[260-1] Il y a ici un double sens: «constructeurs» et «rustres,» en allemand, s'exprimant par le même vocable.

[260-2] «Tous s'accordèrent à dire que ce mauvais conseil avait été donné par Loke, source du mal. Ils le menacèrent d'une mort ignominieuse, s'il ne trouvait pas un expédient pour empêcher l'architecte de terminer son travail à l'époque fixée. Loke eut peur et jura d'arranger les choses de manière que l'architecte ne reçût point la récompense promise.» (Edda de Snorro, Gylfaginning.) Il en est exactement de même dans le mythe relatif au rapt d'Iduna (Voir la note (1) de la p. 272): les Dieux «se réunirent en conseil,... pour savoir lequel d'entre eux avait eu le dernier des nouvelles d'Iduna. On se rappela l'avoir vue sortir d'Asgôrd avec Loke. Celui-ci fut donc arrêté, conduit dans l'assemblée des Ases, menacé de mort et de rudes traitements s'il ne ramenait pas Iduna.

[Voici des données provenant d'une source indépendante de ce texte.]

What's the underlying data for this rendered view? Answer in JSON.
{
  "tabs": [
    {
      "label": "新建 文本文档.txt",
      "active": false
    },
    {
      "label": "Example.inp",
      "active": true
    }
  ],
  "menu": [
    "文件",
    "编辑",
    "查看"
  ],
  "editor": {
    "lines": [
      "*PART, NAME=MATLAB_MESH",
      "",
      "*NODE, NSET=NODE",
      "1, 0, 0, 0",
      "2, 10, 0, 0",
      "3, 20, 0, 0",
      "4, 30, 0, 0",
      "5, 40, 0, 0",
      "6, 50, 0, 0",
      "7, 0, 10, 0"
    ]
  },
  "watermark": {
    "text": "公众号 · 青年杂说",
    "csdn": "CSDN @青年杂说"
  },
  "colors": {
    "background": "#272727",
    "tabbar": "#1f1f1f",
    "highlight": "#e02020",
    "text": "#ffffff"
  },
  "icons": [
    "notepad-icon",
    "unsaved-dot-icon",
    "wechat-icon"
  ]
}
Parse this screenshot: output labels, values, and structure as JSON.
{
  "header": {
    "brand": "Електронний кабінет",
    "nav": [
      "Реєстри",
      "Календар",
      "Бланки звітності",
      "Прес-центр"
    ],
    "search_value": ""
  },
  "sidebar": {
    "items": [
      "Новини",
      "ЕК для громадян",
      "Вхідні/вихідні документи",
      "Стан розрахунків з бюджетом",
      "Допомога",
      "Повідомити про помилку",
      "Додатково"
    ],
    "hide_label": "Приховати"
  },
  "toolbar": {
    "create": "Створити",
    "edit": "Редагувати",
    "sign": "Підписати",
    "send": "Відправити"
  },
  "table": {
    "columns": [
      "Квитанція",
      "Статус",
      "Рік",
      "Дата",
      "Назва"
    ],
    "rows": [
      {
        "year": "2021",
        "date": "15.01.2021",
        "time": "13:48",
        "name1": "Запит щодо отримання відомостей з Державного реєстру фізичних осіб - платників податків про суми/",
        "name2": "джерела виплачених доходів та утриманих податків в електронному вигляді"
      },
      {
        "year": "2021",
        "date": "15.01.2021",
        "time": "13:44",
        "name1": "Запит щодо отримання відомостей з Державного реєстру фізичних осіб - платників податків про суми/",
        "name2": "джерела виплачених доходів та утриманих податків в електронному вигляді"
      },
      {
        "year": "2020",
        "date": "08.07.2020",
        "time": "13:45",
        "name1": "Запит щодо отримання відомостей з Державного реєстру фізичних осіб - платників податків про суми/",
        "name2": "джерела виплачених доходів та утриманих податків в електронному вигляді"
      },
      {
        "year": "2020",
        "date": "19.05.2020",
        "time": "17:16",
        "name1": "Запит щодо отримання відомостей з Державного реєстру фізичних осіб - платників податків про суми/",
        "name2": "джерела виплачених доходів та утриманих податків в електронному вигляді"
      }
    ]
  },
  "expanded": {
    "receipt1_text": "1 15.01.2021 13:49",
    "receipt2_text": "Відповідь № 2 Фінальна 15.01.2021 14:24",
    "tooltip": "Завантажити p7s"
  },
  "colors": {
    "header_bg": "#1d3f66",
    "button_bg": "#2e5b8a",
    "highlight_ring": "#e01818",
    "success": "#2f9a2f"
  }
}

Loke eut peur, et promit de chercher Iduna dans Jœtenhem...» etc. (Id., Bragarodur.)

[260-3]

Loge heisst du,
doch nenn'ich dich Lüge!

Par ce jeu de mots, fondé sur l'allitération, Wagner établit un rapport entre Loge, principe destructeur comme Dieu du Feu, et Loge esprit de Mensonge (Lüge). On peut suivre, à travers les quatre drames du Ring, les beaux développements de ce rapport.—La réplique suivante, de Donner («Maudite flamme,» Verfluchte Loke), est encore un autre jeu de mots sur le nom de Loge.—Qu'on ne se méprenne en rien sur l'expression «jeu de mots»: il s'agit de rapprochements typiques, philosophiquement justifiés, entre des racines différentes de sens, analogues de sons; il s'agit de beautés plus que phonétiques, dont pas une traduction ne peut suggérer l'au-delà; et je plaindrais sincèrement quiconque les taxerait de puérilités, ou n'y verrait qu'une question de «forme.» Comme si, pour tout Artiste complet,—pour Wagner,—forme et fond! n'étaient pas tout un!

[261-1] «THOR (Donner) entra, et chanta: Tais-toi, hideux démon! Mjœllner, l'agile marteau, imposera silence à ta langue. Il t'imposera silence et tu auras vécu. LOKE chanta: Te voilà, fils de la terre! pourquoi crier ainsi, Thor? Tu n'oseras point me frapper quand il s'agira de combattre le loup qui doit avaler Odin...» etc. (Le Festin d'Æger.)

[261-2] «FREY (Froh) chanta:... Tais-toi maintenant, Loke, si tu ne veux être enchaîné sous peu.» (Le Festin d'Æger.)

[261-3] Sur cette «amitié» de Loke et d'Odin, voir la note (3) de la p. 259.

[261-4] Sur l'ingéniosité de Loke, voir la note (4) de la p. 250.

[261-5] Littéralement: «Plus richement pèse le prix de son conseil,—[plus c'est] en tardant [qu']il le paye.» Par lui-même, ce mot-à-mot simple est assez clair, et l'on voit que je l'ai, non suivi, mais adapté dramatiquement. C'est l'une des dernières fois que je m'imposerai la peine de souligner de pareils changements, sans aucune importance foncière.